Wednesday, March 31, 2010

Eat this, not that

I recently watched Jamie Oliver's new TV show on ABC, "Food Revolution" - or I should say that I tried  to watch it. It was horrendous. Oliver, who made his name in the U.K. as the Naked Chef, is trying to help tackle the obesity problem in the U.S., starting with a a re-vamp of the school lunch program at an elementary school in Huntington, West Virginia. After winning the title of the fattest city in the U.S., you'd think Huntington's residents would at least be mildly concerned with their health, their children's health and the fact that the people of Huntington look like they're slowly being consumed by giant marshmallow bodies. I saw only one or two people in the first episode that actually had necks. The rest were - to put it bluntly - overweight and fat.

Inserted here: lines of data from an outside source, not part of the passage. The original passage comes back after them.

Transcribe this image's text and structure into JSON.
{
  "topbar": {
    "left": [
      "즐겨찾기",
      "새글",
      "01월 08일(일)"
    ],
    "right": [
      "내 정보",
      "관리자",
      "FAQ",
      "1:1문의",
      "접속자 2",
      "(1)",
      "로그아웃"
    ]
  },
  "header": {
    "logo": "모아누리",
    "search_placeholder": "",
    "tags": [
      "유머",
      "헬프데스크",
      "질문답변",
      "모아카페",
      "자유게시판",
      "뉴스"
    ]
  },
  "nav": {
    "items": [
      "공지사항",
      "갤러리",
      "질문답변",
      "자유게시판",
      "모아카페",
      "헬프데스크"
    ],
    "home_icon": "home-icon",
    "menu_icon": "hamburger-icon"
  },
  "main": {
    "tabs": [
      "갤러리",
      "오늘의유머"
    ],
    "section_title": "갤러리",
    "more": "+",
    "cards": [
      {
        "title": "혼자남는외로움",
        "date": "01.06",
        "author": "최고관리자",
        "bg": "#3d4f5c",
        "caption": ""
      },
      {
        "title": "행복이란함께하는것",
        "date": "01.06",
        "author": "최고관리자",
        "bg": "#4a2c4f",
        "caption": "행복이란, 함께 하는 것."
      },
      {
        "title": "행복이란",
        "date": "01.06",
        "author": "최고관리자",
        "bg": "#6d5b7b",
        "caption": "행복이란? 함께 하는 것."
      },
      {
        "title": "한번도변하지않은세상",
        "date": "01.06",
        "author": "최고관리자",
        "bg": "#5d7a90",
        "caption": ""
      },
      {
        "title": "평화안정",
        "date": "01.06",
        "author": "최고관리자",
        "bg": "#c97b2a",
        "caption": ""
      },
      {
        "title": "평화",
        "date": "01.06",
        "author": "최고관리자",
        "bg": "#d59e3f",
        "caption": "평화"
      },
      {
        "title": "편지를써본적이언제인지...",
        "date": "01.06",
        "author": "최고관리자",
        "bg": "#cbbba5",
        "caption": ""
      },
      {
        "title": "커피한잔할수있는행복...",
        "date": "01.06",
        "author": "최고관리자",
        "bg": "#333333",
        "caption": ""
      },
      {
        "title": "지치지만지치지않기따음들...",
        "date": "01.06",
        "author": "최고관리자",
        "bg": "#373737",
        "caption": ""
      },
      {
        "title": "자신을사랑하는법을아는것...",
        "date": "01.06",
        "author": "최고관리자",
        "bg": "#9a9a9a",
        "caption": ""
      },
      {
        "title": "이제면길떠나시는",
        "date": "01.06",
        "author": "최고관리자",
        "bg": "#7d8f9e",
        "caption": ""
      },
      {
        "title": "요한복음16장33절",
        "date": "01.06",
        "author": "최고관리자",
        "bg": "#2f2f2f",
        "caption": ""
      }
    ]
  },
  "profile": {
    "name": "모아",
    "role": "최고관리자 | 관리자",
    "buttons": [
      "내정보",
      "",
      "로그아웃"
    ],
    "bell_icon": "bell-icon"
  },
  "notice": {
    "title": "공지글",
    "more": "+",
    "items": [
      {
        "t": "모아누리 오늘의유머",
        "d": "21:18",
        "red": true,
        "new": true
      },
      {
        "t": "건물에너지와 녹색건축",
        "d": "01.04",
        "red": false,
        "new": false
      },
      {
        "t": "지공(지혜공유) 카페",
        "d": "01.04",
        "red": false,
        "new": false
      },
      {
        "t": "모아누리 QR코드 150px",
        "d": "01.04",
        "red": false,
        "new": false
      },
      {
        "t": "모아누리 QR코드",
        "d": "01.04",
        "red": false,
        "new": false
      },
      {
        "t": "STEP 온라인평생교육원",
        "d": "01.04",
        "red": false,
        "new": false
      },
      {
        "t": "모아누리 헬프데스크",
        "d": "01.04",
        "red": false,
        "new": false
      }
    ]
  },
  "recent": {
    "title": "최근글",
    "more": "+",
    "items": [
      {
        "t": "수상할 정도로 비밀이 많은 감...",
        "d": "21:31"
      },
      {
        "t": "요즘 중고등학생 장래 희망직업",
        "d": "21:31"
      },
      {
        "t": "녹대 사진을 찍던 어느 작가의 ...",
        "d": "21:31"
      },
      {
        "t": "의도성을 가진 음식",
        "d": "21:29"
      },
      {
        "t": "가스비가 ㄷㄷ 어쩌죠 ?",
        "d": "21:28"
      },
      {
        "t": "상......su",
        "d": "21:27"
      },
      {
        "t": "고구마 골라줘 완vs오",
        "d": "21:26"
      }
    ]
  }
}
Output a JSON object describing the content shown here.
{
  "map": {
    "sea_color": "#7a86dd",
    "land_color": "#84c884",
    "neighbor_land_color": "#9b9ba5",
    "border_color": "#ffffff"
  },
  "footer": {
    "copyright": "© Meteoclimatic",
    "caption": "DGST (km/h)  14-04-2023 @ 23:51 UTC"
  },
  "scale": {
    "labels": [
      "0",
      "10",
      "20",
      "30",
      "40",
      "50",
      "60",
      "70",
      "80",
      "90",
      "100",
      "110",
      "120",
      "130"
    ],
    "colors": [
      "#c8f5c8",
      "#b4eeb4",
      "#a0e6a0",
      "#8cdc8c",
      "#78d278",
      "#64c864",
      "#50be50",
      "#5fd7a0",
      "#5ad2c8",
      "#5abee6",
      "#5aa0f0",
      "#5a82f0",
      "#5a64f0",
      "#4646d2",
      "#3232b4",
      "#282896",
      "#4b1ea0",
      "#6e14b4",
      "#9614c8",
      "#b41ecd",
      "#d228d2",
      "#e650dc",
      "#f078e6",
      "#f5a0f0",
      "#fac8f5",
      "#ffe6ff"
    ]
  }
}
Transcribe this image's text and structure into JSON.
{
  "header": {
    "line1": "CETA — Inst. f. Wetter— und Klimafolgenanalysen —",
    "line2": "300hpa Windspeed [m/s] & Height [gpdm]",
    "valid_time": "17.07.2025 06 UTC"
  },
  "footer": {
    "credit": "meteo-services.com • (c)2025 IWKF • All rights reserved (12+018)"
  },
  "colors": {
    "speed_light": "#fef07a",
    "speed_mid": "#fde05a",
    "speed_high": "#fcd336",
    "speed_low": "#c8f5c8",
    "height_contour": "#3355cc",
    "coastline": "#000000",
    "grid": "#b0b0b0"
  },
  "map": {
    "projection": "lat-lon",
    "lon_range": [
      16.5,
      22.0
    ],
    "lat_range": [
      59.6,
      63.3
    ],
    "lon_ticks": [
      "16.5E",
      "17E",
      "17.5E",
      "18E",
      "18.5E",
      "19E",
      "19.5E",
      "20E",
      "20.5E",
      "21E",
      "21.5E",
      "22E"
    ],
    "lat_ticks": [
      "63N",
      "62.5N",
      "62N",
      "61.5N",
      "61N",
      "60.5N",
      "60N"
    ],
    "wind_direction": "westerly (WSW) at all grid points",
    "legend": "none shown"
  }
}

But the great people of Huntington showed Oliver that he'd have to pry their frozen pizzas, chicken fingers and chocolate milk from their cold, dead and fat hands before they'd covert to a diet of only "lettuce." They were rude, close-minded, and resistant with anything to do with changing their diet. The school lunch workers were more interested in doing their job than actually thinking about the ramifications of what they were doing to the kids.  Apparently diabetes, heart disease and seeing your children balloon into slobs aren't enough to convince people to put down the fries. If the we really wanted to get people to care about obesity, the connection between being overweight and having erectile dysfunction should be at the top of the list. Want to have a good sex life? Lose some weight.

Poor Jamie Oliver. He's up against the worst of the worst. And things are so dire that a man who wrote a book titled "How to lose friends and alienate people," is giving Oliver advice on dealing with Huntington.

Some of Huntington's kids may never taste real chicken as what they're being served in the school cafeteria might list the first ingredient as "chicken" but then has a novel's worth of chemicals on the ingredients list. These kids probably consume more high fructose corn syrup than corn.

I work in a public school in a low-income neighborhood and see what the kids eat: fried chicken patties served along side ranch dressing, chocolate milk, burritos, deep-fried egg rolls and maybe an apple or pear (which as Jamie notes, always end up in the garbage). And the school uses Styrofoam plates. It's depressing.

But some places are doing it right. There's group in Berkeley, California doing the exact same thing as Jamie Oliver. The Berkeley School Lunch Initiative is teaching kids about nutrition, cooking and healthy eating. And the contrast between Berkeley and Huntington is vast. But before the old argument of Berkeley having its leftist hippie-now-wealthy parents take care of their food program, watch the video. Nearly 40% of school kids in Berkeley are living below the poverty level. And they still get feed fresh, healthy and delicious food.



This is proof that change can happen. Food doesn't have to be fake and kids can be healthy. Adults should have necks and not need to request the special fat chair without arms at the Olive Garden. Hopefully Huntington, West Virgina figures that out.